24 jan Cabeça para baixo, pernas para cima
O carnaval quase não mudou nos temas reais e simbólicos que o definem: carne, bebida, sexo e violência. Para os italianos, é da palavra carne que vem o seu nome – carnevale –, significando vale comer carne. Precedendo os dias magros da quaresma, cujos símbolos eram um homem esquelético e um peixe magro, pendurado na ponta de uma vara, o carnaval era a festa do excesso, da opulência, da fartura.
No Brasil de hoje, o vale comer carne se refere mais a outras carnes, cuja degustação não implica necessariamente em canibalismo, apesar do nosso passado antropofágico. Os apelos turísticos são para outros paladares. E a ação do verbo não passa pelos maxilares.
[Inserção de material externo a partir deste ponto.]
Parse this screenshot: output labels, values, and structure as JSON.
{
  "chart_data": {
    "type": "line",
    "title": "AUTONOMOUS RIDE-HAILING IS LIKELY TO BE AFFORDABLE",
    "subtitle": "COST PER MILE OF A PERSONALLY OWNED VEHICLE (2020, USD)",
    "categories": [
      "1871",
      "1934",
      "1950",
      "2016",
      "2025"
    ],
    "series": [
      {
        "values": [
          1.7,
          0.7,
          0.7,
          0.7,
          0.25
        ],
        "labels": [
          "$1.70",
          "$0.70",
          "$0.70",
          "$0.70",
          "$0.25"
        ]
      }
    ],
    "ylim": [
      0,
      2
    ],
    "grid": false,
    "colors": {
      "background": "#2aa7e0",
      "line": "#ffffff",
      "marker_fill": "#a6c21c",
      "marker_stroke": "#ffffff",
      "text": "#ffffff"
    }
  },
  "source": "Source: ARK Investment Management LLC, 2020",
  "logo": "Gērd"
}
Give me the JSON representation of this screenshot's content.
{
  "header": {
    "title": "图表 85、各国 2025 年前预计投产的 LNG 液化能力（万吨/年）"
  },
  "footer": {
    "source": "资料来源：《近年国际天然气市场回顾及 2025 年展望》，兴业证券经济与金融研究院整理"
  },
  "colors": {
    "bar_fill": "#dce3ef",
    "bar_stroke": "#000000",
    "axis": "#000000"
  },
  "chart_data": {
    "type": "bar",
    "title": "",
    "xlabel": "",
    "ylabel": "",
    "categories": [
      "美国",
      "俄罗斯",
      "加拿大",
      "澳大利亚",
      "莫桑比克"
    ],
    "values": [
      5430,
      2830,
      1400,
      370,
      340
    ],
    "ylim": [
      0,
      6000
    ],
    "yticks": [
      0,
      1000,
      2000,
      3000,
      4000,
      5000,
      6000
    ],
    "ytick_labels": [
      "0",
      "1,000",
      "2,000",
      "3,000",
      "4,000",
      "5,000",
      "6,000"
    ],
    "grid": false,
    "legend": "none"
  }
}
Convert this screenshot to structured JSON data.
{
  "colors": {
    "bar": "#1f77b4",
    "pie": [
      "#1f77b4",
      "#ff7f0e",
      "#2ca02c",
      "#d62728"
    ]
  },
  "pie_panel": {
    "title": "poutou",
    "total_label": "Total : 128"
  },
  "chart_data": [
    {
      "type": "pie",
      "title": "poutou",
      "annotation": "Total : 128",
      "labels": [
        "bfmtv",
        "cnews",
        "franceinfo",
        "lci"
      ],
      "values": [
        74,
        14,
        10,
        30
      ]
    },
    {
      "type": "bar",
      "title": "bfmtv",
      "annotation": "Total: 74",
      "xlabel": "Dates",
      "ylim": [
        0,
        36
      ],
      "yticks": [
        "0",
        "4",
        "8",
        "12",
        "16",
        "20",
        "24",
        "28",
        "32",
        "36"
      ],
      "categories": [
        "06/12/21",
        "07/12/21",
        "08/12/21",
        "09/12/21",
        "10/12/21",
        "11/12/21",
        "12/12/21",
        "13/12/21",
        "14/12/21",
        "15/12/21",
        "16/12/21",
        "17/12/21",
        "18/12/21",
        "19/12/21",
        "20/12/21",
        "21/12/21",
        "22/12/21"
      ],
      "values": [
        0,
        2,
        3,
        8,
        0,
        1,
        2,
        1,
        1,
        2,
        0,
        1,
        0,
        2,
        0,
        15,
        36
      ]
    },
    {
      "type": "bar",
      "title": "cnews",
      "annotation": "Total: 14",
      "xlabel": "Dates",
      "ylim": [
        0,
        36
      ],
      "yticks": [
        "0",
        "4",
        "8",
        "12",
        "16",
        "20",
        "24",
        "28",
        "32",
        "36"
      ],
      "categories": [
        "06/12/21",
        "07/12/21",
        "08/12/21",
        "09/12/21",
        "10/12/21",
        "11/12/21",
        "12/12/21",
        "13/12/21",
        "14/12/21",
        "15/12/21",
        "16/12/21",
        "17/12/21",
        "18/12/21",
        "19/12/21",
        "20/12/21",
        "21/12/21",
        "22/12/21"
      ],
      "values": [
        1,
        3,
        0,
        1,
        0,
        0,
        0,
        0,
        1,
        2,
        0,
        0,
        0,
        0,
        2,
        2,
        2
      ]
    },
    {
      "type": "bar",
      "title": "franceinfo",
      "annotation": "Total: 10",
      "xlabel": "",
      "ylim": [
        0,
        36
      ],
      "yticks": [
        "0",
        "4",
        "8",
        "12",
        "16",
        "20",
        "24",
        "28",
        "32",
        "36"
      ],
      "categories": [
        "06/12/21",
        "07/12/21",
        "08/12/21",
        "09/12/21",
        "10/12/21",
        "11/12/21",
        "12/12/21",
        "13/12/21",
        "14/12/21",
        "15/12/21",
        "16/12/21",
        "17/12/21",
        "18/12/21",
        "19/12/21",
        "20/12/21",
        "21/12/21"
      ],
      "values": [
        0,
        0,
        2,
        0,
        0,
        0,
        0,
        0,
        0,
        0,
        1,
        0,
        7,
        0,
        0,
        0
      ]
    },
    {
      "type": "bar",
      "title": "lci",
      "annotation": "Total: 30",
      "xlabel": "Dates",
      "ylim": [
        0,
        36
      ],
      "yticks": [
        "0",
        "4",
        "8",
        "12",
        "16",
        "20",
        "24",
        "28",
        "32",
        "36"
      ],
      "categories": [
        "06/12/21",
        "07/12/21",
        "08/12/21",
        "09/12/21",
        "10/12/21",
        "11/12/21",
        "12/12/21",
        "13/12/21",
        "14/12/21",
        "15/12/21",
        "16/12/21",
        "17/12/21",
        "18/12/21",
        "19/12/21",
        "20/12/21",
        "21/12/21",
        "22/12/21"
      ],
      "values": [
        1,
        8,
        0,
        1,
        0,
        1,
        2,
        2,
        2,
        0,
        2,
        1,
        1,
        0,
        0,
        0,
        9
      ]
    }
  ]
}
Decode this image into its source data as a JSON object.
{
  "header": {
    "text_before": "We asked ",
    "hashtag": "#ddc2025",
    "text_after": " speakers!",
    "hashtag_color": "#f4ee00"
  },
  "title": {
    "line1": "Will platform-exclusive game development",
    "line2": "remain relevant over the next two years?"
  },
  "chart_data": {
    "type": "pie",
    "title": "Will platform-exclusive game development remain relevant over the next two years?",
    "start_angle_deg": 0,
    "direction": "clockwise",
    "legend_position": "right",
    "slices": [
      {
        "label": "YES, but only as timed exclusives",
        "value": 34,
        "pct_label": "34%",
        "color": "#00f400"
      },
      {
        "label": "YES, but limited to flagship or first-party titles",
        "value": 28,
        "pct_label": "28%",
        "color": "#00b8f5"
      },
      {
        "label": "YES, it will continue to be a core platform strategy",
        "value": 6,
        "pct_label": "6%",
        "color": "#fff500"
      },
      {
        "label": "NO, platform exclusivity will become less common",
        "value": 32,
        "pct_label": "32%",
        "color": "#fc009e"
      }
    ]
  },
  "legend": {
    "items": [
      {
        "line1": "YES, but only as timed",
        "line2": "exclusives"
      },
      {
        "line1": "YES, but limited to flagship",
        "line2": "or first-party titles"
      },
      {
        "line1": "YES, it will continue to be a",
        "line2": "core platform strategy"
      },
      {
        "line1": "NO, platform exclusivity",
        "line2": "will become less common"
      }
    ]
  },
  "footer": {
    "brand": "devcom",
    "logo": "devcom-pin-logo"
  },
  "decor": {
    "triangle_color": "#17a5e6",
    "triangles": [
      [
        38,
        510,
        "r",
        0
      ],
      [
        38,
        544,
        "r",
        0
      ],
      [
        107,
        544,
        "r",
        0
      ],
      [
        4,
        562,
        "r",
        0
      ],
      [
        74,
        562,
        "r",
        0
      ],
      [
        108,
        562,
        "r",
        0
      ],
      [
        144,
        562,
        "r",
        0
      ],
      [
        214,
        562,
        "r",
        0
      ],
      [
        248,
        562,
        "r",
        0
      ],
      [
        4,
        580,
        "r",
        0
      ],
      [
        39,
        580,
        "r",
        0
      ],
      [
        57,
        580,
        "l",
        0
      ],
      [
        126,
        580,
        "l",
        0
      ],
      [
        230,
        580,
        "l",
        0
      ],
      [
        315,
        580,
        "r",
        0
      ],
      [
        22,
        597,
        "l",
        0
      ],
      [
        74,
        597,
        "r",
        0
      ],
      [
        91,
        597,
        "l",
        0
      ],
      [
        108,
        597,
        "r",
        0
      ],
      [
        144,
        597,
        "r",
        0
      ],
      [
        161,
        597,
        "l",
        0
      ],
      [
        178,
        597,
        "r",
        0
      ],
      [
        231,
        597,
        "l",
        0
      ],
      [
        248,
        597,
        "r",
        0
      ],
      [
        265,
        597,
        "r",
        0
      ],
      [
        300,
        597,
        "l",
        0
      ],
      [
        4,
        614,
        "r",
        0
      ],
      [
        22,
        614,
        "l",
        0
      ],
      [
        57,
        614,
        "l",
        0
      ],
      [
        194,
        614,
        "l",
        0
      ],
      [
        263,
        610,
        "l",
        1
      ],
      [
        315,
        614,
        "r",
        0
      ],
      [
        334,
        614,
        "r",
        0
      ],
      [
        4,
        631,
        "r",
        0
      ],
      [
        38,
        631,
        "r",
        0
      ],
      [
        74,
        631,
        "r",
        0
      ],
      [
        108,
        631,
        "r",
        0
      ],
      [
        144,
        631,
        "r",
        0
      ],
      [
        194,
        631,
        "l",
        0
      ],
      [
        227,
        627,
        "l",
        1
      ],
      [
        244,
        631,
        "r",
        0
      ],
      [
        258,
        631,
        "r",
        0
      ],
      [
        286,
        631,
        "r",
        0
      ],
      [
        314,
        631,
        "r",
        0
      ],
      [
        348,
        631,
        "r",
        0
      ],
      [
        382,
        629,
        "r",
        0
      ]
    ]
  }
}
Com o fracasso do Fome Zero, não deixa de ser um risco exibir carnes tão provocantes. Os famintos podem acabar com a festa. Ainda bem que mudamos significados e valores. Expomos o nosso corpo rebolante, no asfalto ou em carros alegóricos, não importa. Interessa ser visto, a qualquer preço. Ocultar-se? Brincar anônimo como faziam os príncipes italianos? Está louco? No nosso carnaval, as máscaras perderam a função.
Mundo de cabeça para baixo, quando a cabeça do mundo era para cima. No carnaval, o rei saía disfarçado no meio do povo e um camponês ostentava uma coroa. Hoje, os políticos fazem questão de mostrar-se em palanques oficiais ou camarotes de luxo. Nas gravuras antigas, os homens aparecem vestindo roupas femininas e as mulheres de calças, botas, chicote na mão, fumando charuto e dando ordens. Os velhos símbolos da inversão sexual foram para os baús e o que era exclusividade do carnaval virou rotina.
Para que servem os três dias de carnaval? Dependendo da cidade do Brasil, podem ser trinta ou sessenta. Controle social? Fuga de um cotidiano miserável? Reunião de classes e culturas, celebrando a alegria e o prazer? A democracia do carnaval, cantada em marchas e sambas, existe mesmo? Curada a embriaguez alcoólica é possível o reencontro dos homens e mulheres que se abraçavam como foliões?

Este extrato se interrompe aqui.